Тот подул на чай и беззвучно рассмеялся:

– Да так, к слову я… Света! – крикнул он, – принеси печенье овсяное. Лучше печенья к чаю нет, – улыбнулся он Виктору.

В кухню вплыла Светлана Васильевна в голубой ажурной кофточке; пышно причесанная, она так и светилась нежностью и лаской. Глядя на нее, Виктор забыл про чай.

– Угощайтесь, Виктор Павлыч, – она погладила Кирзухина по голове, – в город сегодня поедем?

– Завтра. С утречка. Заодно и жену проведаем, – заметив, как удивленно отвисла нижняя губа у Виктора, Кирзухин легким шлепком отправил Светлану Васильевну в комнату и охотно пояснил:

– Есть у меня жена в городе. Дочери уже двадцать лет. Есть еще одна женщина в Липецкой области. С ней я два года жил. Дом ей построил, но, в первый раз обжегшись, детей не завел. А женщина очень красивая.

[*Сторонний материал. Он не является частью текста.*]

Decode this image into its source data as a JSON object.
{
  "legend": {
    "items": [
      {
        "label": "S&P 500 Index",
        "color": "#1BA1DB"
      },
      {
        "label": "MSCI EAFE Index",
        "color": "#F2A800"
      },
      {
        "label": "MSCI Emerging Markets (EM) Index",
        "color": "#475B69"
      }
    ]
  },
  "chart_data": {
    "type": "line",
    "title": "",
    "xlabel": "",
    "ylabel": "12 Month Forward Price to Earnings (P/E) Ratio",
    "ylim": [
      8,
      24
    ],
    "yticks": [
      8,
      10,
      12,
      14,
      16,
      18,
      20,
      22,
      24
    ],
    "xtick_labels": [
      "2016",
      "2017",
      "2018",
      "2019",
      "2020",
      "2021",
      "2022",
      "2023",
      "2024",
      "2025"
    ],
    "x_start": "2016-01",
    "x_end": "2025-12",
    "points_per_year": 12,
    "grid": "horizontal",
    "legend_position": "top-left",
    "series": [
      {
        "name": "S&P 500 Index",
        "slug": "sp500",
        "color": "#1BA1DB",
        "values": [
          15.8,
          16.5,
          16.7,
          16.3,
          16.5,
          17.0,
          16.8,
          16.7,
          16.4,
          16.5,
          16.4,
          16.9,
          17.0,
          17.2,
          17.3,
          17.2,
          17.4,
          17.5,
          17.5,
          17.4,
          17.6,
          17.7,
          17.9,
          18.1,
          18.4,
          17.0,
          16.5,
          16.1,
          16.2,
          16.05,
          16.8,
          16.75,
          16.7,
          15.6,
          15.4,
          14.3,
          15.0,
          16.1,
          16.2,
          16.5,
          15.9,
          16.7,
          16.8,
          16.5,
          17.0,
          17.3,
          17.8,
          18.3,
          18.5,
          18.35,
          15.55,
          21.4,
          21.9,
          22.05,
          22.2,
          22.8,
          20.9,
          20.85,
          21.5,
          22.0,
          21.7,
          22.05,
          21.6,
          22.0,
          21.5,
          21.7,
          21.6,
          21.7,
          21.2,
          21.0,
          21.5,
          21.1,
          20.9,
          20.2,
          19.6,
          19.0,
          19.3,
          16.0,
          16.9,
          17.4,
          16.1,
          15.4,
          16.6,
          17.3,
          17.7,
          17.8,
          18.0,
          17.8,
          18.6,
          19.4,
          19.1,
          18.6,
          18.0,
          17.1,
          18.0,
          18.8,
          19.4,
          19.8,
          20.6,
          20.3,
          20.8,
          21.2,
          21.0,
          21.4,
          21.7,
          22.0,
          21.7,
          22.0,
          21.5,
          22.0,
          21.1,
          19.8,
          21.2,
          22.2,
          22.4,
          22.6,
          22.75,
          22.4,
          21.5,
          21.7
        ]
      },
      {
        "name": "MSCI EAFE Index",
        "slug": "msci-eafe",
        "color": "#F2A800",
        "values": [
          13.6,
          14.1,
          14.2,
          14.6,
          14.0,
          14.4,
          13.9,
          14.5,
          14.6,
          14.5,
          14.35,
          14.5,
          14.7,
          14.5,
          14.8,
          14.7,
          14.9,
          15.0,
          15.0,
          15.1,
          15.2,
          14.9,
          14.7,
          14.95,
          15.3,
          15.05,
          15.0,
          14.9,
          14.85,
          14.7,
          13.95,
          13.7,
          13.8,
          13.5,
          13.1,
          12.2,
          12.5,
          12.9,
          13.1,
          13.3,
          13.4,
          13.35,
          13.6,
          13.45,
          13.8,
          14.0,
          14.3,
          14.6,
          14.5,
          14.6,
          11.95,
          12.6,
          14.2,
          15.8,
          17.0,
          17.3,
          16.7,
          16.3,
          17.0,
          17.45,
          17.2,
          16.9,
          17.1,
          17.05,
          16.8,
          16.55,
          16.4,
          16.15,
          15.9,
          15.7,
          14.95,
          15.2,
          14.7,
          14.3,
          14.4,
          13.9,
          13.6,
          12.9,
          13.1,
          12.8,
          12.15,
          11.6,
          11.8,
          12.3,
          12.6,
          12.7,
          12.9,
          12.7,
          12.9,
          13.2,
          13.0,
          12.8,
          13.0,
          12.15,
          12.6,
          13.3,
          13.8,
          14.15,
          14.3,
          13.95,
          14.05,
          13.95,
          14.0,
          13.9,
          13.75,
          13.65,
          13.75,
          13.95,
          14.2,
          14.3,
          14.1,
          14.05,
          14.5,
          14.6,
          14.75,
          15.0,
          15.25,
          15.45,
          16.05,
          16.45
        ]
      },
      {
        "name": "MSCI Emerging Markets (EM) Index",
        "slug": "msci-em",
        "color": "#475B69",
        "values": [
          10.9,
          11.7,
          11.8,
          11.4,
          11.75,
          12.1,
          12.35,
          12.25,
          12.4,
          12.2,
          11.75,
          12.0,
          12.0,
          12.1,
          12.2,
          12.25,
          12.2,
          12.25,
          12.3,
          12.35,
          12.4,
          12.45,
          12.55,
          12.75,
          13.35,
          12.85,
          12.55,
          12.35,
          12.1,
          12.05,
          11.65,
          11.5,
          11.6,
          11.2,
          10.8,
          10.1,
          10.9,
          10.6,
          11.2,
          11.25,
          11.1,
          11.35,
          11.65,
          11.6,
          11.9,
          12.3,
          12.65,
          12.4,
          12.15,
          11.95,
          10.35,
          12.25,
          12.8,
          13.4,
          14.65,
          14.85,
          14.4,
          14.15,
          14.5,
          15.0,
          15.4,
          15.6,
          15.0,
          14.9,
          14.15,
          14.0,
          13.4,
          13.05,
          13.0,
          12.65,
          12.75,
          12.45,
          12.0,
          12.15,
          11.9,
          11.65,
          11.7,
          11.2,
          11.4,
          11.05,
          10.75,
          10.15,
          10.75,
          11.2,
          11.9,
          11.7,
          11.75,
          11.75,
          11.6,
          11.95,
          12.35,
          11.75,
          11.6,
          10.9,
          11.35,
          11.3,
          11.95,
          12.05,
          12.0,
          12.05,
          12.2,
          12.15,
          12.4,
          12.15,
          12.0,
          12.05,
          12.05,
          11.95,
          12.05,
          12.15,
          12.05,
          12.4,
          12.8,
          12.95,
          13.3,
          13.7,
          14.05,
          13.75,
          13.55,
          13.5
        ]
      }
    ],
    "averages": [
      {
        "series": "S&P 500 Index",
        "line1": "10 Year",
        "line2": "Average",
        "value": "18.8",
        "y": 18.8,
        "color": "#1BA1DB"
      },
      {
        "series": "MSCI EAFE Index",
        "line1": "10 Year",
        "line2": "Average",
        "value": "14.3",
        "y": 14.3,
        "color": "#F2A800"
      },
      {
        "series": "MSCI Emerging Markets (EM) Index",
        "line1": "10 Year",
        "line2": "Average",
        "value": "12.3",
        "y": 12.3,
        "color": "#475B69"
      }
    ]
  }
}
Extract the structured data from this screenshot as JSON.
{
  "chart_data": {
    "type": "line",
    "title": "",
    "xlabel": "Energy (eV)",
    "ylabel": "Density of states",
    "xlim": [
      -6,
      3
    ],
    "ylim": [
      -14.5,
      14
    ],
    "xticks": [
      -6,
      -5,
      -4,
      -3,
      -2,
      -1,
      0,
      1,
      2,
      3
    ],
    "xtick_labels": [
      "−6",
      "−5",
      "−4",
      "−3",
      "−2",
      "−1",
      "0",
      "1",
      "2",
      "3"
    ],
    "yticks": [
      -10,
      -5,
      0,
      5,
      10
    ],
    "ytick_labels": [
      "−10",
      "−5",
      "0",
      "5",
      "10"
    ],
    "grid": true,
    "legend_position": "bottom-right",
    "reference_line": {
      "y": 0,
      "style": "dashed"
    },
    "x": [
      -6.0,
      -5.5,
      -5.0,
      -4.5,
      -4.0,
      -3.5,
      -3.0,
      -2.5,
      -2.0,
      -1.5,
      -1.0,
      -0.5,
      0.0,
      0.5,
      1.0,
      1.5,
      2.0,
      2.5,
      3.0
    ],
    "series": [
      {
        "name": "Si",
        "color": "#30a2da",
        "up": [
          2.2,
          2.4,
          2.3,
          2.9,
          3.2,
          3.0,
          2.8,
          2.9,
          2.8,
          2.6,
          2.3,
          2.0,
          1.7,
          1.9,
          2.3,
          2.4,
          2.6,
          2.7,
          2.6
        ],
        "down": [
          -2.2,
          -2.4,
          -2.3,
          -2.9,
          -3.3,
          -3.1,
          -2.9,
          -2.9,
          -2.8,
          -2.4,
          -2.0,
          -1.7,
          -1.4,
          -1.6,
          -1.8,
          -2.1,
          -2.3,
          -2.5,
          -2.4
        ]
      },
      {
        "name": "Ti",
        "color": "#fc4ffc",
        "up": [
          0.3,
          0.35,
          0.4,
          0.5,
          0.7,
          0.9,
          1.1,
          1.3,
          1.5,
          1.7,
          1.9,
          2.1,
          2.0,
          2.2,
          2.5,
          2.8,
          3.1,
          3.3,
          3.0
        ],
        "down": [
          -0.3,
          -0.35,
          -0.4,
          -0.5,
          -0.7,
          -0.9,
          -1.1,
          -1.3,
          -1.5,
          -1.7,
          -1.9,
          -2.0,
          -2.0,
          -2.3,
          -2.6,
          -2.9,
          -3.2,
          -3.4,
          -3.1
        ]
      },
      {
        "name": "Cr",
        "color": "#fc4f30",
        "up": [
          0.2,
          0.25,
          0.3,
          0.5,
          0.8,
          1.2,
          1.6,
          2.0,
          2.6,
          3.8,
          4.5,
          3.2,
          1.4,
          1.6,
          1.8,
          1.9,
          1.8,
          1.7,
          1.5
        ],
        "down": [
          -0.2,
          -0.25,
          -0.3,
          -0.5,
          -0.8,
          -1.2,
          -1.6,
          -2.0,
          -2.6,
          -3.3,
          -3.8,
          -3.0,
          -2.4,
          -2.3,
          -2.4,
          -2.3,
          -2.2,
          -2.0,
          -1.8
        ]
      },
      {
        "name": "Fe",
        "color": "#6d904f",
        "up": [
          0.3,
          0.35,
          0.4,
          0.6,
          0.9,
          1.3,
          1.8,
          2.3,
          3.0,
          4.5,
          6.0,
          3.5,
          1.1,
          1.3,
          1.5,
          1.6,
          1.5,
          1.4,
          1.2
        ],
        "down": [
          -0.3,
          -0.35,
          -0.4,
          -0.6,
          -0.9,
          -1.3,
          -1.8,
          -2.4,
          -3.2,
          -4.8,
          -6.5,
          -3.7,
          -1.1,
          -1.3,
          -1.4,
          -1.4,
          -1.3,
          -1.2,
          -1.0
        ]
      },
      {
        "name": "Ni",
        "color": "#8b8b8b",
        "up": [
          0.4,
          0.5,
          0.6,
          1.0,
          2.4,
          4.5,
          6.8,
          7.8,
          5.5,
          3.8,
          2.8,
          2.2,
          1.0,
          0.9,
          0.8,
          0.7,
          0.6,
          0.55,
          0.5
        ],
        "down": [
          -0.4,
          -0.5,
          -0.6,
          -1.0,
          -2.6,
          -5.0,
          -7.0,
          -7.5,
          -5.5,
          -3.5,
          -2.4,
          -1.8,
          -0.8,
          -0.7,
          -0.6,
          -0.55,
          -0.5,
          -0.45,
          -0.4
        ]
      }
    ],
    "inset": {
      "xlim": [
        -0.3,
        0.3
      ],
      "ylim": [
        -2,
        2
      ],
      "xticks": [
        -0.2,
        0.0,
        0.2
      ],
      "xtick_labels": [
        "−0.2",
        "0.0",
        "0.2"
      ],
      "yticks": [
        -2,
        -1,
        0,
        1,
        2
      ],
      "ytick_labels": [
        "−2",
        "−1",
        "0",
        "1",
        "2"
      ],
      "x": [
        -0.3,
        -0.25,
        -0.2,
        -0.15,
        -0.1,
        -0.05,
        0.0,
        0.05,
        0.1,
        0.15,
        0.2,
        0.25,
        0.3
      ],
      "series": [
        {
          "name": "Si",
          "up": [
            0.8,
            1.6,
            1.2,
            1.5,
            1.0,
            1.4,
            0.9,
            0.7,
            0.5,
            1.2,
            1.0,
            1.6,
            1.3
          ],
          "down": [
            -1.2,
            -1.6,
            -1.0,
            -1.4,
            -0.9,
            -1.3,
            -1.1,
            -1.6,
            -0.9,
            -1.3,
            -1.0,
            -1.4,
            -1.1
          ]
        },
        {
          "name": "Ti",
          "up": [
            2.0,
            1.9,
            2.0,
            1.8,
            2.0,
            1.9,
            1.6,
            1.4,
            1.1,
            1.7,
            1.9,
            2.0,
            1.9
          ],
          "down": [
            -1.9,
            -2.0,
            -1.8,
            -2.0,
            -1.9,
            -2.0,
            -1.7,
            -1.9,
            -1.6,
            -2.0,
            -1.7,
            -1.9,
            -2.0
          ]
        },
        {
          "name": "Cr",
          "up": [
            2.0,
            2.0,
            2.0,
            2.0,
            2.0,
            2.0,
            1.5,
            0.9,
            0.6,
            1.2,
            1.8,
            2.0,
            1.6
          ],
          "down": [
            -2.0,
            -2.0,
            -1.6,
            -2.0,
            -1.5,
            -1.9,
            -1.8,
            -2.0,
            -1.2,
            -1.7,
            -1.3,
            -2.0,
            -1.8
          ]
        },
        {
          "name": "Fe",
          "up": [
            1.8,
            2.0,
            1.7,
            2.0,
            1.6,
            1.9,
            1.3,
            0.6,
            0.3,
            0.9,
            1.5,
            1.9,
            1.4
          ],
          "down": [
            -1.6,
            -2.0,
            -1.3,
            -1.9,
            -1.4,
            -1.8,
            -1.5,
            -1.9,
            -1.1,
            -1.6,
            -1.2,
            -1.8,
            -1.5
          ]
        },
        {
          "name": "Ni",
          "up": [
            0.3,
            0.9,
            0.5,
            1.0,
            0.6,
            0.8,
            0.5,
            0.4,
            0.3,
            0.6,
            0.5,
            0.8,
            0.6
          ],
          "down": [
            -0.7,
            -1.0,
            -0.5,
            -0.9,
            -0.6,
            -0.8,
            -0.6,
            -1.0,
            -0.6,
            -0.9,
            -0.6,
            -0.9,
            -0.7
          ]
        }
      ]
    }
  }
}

Света против нее – баба деревенская. Но вот сердцем чувствовал, что Света родит мне сына, что ребенок от нее мне нужен. Хотя она очень баловливая. С тобой вот миловалась, да ты не смущайся!.. Она сама все рассказала. Я не ревнивый. В случае чего, сына себе возьму. Я его выращу так, чтобы не повторял отцовских ошибок, а сразу брал быка за рога и смотрел на жизнь без сказочек. Хочу, чтобы он большего достиг. И я его таким выращу. Жена поможет. Они со Светой как две подруги живут. Редко такое между женщинами бывает, особенно если одного любят… Может, жена теперь вину чувствует? Да, это есть, но не оно главное… – Кирзухин, задумавшись, отодвинул чашечку с чаем и, сведя локти вместе, опустил голову между рук и, обжав ее, некоторое время молчал, словно был совершенно один; потом резко распрямился и, торопливо отпив из чашечки, сказал:

– Женщины от природы наделены чутьем: рожать им от какого мужчины или нет. Может, жена опять же чутьем поняла, что нарушила этот закон, поскольку я ребенка от нее не шибко хотел. Даже «хотел» – не то слово. Мне все равно было. Думал, раз хочет, пускай растит… А может, и не ее тут вина. Может, я со своей колокольни так рассуждаю? Может, что недопонимаю в жизни?.. – Кирзухин налил из самовара полную чашечку, добавил заварки и опустил один кусочек сахара, – такие у меня путаные настроения. Жена все знает. Света – тоже. И тебе я все как на духу рассказал. Может, в жизни чего пригодится. Я особых секретов ни в жизни, ни в ремесле не держу. Подходи и учись. Это нам лишь кажется, что втайне от других живем. Все и все знают или узнают… Замучил я тебя разговорами?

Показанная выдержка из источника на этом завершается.